For comparison purposes, we also conduct the same motion classification task using digital visual processing strategies, in which case the frame difference is digitized into + 1, 0, and− 1 with different thresholds before conducting the ΣI+and ΣI- operation. Specifically, our 2-s videos have grayscale values ranging from 0 to 180, thereby, the pixels in the 120 × 160 matrix of the frame difference ranges from − 180 to 180. For this reason, we choose half of 180 (90), one third of 180 (60), and a small number (10) as three thresholds for comparative studies. The pixel values larger [less] than the positive [negative] threshold will be digitized as 1 [− 1], those between positive and negative thresholds will be digitized as 0.

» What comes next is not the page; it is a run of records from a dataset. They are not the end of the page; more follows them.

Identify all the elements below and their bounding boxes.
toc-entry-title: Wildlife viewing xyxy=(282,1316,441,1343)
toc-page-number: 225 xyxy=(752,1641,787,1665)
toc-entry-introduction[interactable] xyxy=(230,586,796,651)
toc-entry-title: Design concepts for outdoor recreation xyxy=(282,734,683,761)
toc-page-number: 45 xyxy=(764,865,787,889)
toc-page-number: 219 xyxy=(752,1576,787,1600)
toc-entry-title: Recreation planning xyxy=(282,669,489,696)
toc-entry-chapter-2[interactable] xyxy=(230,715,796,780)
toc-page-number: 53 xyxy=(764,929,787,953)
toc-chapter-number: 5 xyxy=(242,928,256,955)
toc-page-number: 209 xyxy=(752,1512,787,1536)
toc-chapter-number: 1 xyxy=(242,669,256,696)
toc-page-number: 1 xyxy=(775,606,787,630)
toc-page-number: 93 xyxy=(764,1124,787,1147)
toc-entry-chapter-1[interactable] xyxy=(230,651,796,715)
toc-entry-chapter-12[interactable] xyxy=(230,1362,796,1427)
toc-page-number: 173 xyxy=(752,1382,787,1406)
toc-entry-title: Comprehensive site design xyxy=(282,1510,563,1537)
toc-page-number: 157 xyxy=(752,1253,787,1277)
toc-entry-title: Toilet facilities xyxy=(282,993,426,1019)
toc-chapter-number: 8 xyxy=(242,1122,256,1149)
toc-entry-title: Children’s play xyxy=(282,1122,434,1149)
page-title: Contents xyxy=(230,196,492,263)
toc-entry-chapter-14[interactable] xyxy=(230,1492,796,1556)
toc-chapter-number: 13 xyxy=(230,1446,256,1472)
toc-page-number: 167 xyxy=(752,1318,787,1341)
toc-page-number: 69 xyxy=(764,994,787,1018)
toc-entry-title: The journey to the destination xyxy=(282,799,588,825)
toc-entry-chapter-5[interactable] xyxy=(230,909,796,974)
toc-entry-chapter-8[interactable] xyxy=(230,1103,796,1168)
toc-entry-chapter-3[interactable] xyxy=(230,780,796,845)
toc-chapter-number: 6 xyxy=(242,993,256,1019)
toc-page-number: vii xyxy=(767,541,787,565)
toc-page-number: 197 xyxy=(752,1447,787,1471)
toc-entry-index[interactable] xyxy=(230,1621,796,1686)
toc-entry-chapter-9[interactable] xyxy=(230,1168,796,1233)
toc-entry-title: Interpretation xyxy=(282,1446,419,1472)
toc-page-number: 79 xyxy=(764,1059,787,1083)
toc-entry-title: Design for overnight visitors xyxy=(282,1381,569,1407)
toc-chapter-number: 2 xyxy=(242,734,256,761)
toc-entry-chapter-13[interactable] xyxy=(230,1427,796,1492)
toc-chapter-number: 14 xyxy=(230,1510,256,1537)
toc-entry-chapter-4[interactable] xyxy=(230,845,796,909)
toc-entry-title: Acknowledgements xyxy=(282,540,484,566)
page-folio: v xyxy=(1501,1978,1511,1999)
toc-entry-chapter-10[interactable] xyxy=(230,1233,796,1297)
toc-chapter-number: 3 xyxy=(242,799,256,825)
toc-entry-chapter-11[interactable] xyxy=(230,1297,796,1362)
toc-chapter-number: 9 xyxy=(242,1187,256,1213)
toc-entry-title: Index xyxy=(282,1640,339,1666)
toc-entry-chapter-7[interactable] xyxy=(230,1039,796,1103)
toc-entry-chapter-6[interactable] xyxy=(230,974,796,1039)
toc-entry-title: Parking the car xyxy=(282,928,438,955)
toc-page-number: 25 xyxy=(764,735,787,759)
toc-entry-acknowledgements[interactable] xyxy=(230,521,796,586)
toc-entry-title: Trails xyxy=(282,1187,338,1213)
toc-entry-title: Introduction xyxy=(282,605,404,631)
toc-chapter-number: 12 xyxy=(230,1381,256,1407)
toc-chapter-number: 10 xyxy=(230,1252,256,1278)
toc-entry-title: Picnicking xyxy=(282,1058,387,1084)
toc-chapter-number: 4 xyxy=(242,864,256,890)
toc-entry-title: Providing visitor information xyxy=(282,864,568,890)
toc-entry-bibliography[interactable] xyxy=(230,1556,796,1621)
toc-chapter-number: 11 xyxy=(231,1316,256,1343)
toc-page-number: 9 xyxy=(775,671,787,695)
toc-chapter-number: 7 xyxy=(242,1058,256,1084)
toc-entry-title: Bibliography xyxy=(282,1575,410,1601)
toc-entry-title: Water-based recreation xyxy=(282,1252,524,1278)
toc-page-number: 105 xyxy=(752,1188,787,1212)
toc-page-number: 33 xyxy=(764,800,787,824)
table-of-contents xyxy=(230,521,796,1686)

Simulations on the kernel array for classifying static images

We first trim grayscale images of handwritten digits 0-9 in the MNIST database from 28 × 28 into 24 × 24 matrices by removing two rows or two columns of data in the upper, lower, left, and right sides of the original image (i.e., near-zero values). A total of 60,000 trimmed images are randomly selected as the training set to build the neural network (NN) model with the array being reconfigured into different states (i.e., acting as convolutional filters); the remaining 10,000 trimmed images form the validation set. On the device side, our kernel array in Fig. 5 has the dimension 8 × 8 with each kernel being composed of 3 × 3 PDs. We thus sequentially reconfigure one such array into 10 different states, each of which convolutionally filters the 24 × 24 trimmed image into an 8 × 8 processed image; the 3-by-3 weight matrices of these states (determined by the NN modeled by MATLAB Deep Learning Toolbox, see Supplementary Fig. 19) represent the photoresponsivity we need to assign to the 9 PDs in each kernel. Afterwards, we use a ReLU function to zero the negative values in a total of 10 processed images, and flatten them into a 640-node input layer of the NN. The output layer of the NN is composed of 10 nodes, whose numerical values represent the probability of the trimmed image being classified into 10 classes from 0 to 9 (via the SoftMax function in MATLAB); their maximum is then used to decide the predicted label. Finally, the prediction accuracy is defined as the fraction of correct predictions of 10,000 trimmed images in the validation set using our trained NN model, whereas the confusion matrix is defined as the percentage of each predicted label versus each numerical label out of 10,000 validation images.

For comparison purposes, we also conduct the same image classification task using a pure NN model with the 24 × 24 trimmed images directly flattened into 576 nodes in the input layer (i.e., no convolutional filtering steps), and a convolutional NN (CNN) model also built with 10 different 3 × 3 convolutional filters, which however are used to scan across the 24 × 24 trimmed images pixel by pixel to yield 22 × 22 processed images (i.e., a CNN with 4840 [10] nodes in the input [output] layer).